Novel direct remaining useful life estimation of aero-engines with randomly assigned hidden nodes

This paper aims to improve data-driven prognostics by presenting a novel approach of directly estimating the remaining useful life (RUL) of aero-engines without requiring setting any failure threshold information or estimating degradation states. Specifically, based on the sensory data, RUL estimations are directly obtained through the universal function approximation capability of the extreme learning machine (ELM) algorithm. To achieve this, the features related with the RUL are first extracted from the sensory data as the inputs of the ELM model. Besides, to optimize the number of observed sensors, three evaluation metrics of correlation, monotonicity and robustness are defined and combined to automatically select the most relevant sensor values for more effective and efficient remaining useful life predictions.
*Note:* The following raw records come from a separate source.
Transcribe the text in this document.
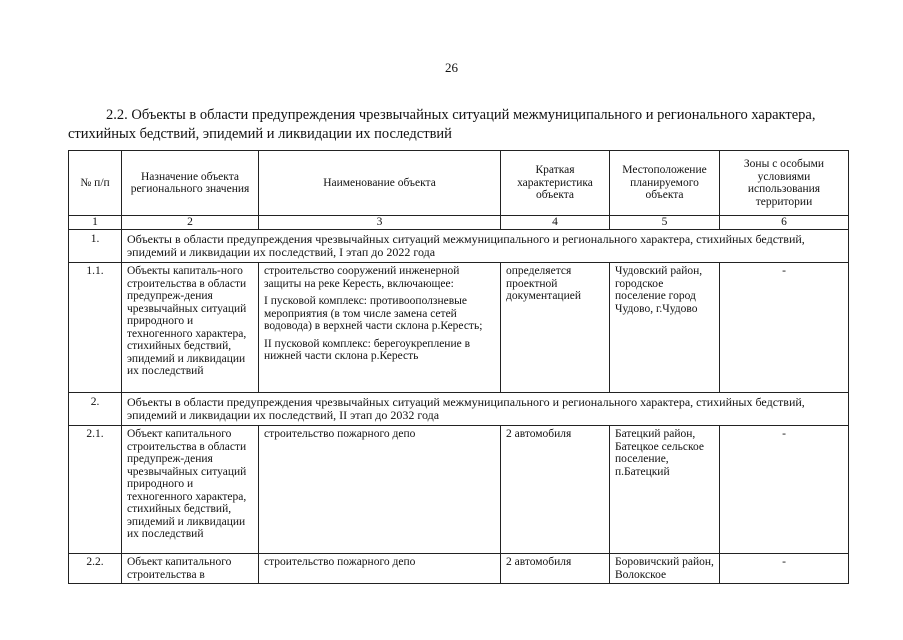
26
2.2. Объекты в области предупреждения чрезвычайных ситуаций межмуниципального и регионального характера,
стихийных бедствий, эпидемий и ликвидации их последствий
№ п/п	Назначение объекта регионального значения	Наименование объекта	Краткая характеристика объекта	Местоположение планируемого объекта	Зоны с особыми условиями использования территории
1	2	3	4	5	6
1.	Объекты в области предупреждения чрезвычайных ситуаций межмуниципального и регионального характера, стихийных бедствий, эпидемий и ликвидации их последствий, I этап до 2022 года				
1.1.	Объекты капиталь-ного строительства в области предупреж-дения чрезвычайных ситуаций природного и техногенного характера, стихийных бедствий, эпидемий и ликвидации их последствий	строительство сооружений инженерной защиты на реке Кересть, включающее:

I пусковой комплекс: противооползневые мероприятия (в том числе замена сетей водовода) в верхней части склона р.Кересть;

II пусковой комплекс: берегоукрепление в нижней части склона р.Кересть	определяется проектной документацией	Чудовский район, городское поселение город Чудово, г.Чудово	-
2.	Объекты в области предупреждения чрезвычайных ситуаций межмуниципального и регионального характера, стихийных бедствий, эпидемий и ликвидации их последствий, II этап до 2032 года				
2.1.	Объект капитального строительства в области предупреж-дения чрезвычайных ситуаций природного и техногенного характера, стихийных бедствий, эпидемий и ликвидации их последствий	строительство пожарного депо	2 автомобиля	Батецкий район, Батецкое сельское поселение, п.Батецкий	-
2.2.	Объект капитального строительства в	строительство пожарного депо	2 автомобиля	Боровичский район, Волокское	-
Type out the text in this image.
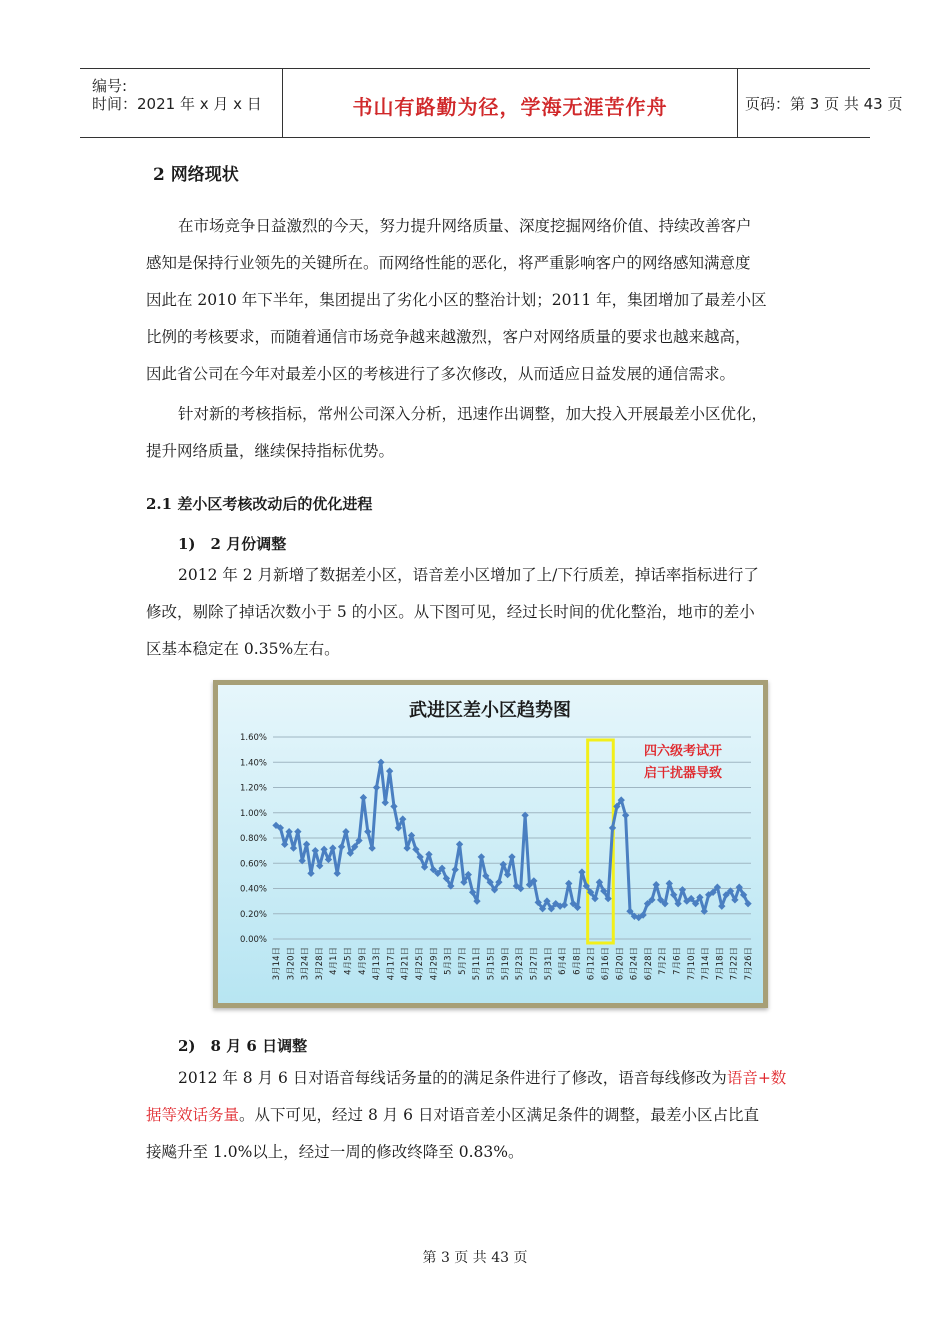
编号:
时间：2021 年 x 月 x 日	书山有路勤为径，学海无涯苦作舟	页码：第 3 页 共 43 页
2 网络现状
在市场竞争日益激烈的今天，努力提升网络质量、深度挖掘网络价值、持续改善客户
感知是保持行业领先的关键所在。而网络性能的恶化，将严重影响客户的网络感知满意度
因此在 2010 年下半年，集团提出了劣化小区的整治计划；2011 年，集团增加了最差小区
比例的考核要求，而随着通信市场竞争越来越激烈，客户对网络质量的要求也越来越高，
因此省公司在今年对最差小区的考核进行了多次修改，从而适应日益发展的通信需求。
针对新的考核指标，常州公司深入分析，迅速作出调整，加大投入开展最差小区优化，
提升网络质量，继续保持指标优势。
2.1 差小区考核改动后的优化进程
1)　2 月份调整
2012 年 2 月新增了数据差小区，语音差小区增加了上/下行质差，掉话率指标进行了
修改，剔除了掉话次数小于 5 的小区。从下图可见，经过长时间的优化整治，地市的差小
区基本稳定在 0.35%左右。
武进区差小区趋势图
0.00%
0.20%
0.40%
0.60%
0.80%
1.00%
1.20%
1.40%
1.60%
3月14日 3月20日 3月24日 3月28日 4月1日 4月5日 4月9日 4月13日 4月17日 4月21日 4月25日 4月29日 5月3日 5月7日 5月11日 5月15日 5月19日 5月23日 5月27日 5月31日 6月4日 6月8日 6月12日 6月16日 6月20日 6月24日 6月28日 7月2日 7月6日 7月10日 7月14日 7月18日 7月22日 7月26日
四六级考试开
启干扰器导致
2)　8 月 6 日调整
2012 年 8 月 6 日对语音每线话务量的的满足条件进行了修改，语音每线修改为语音+数
据等效话务量。从下可见，经过 8 月 6 日对语音差小区满足条件的调整，最差小区占比直
接飚升至 1.0%以上，经过一周的修改终降至 0.83%。
第 3 页 共 43 页
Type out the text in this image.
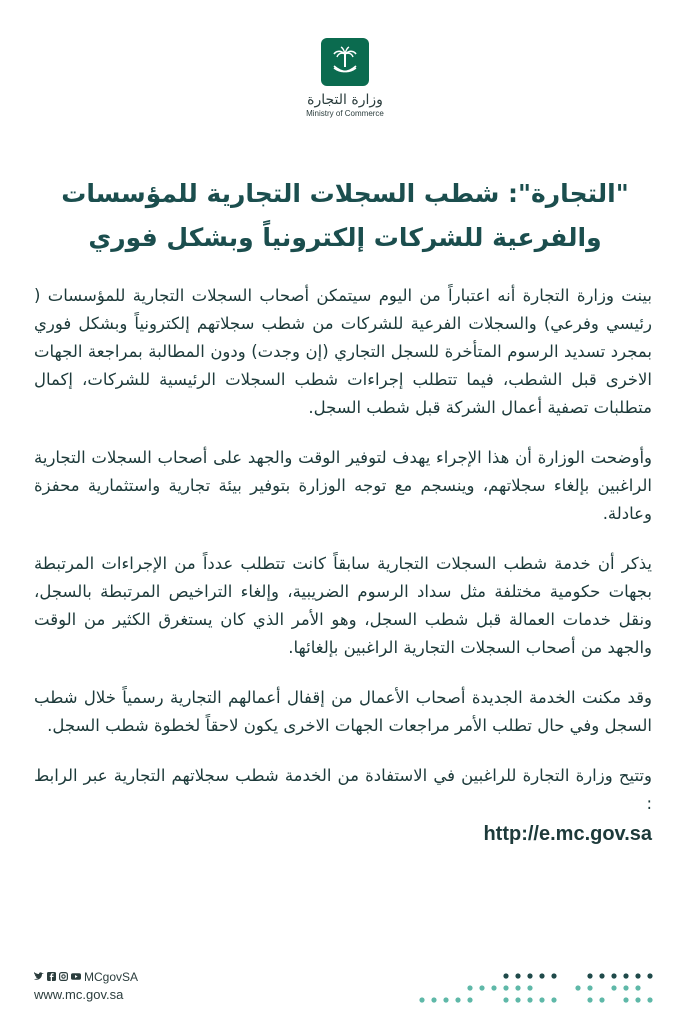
وزارة التجارة
Ministry of Commerce
"التجارة": شطب السجلات التجارية للمؤسسات والفرعية للشركات إلكترونياً وبشكل فوري

بينت وزارة التجارة أنه اعتباراً من اليوم سيتمكن أصحاب السجلات التجارية للمؤسسات ( رئيسي وفرعي) والسجلات الفرعية للشركات من شطب سجلاتهم إلكترونياً وبشكل فوري بمجرد تسديد الرسوم المتأخرة للسجل التجاري (إن وجدت) ودون المطالبة بمراجعة الجهات الاخرى قبل الشطب، فيما تتطلب إجراءات شطب السجلات الرئيسية للشركات، إكمال متطلبات تصفية أعمال الشركة قبل شطب السجل.

وأوضحت الوزارة أن هذا الإجراء يهدف لتوفير الوقت والجهد على أصحاب السجلات التجارية الراغبين بإلغاء سجلاتهم، وينسجم مع توجه الوزارة بتوفير بيئة تجارية واستثمارية محفزة وعادلة.

يذكر أن خدمة شطب السجلات التجارية سابقاً كانت تتطلب عدداً من الإجراءات المرتبطة بجهات حكومية مختلفة مثل سداد الرسوم الضريبية، وإلغاء التراخيص المرتبطة بالسجل، ونقل خدمات العمالة قبل شطب السجل، وهو الأمر الذي كان يستغرق الكثير من الوقت والجهد من أصحاب السجلات التجارية الراغبين بإلغائها.

وقد مكنت الخدمة الجديدة أصحاب الأعمال من إقفال أعمالهم التجارية رسمياً خلال شطب السجل وفي حال تطلب الأمر مراجعات الجهات الاخرى يكون لاحقاً لخطوة شطب السجل.

وتتيح وزارة التجارة للراغبين في الاستفادة من الخدمة شطب سجلاتهم التجارية عبر الرابط :

http://e.mc.gov.sa
MCgovSA
www.mc.gov.sa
The validity and superiority of the proposed approach is evaluated by the widely used turbofan engine datasets from NASA Ames prognostics data repository. The proposed approach shows improved RUL estimation applicability at any time instant of the degradation process without determining the failure thresholds. This also simplifies the RUL estimation procedure. Moreover, the random properties of hidden nodes in the ELM learning mechanisms ensures the simplification and efficiency for real-time implementation. Therefore, the proposed approach suits to real-world applications in which prognostics estimations are required to be fast.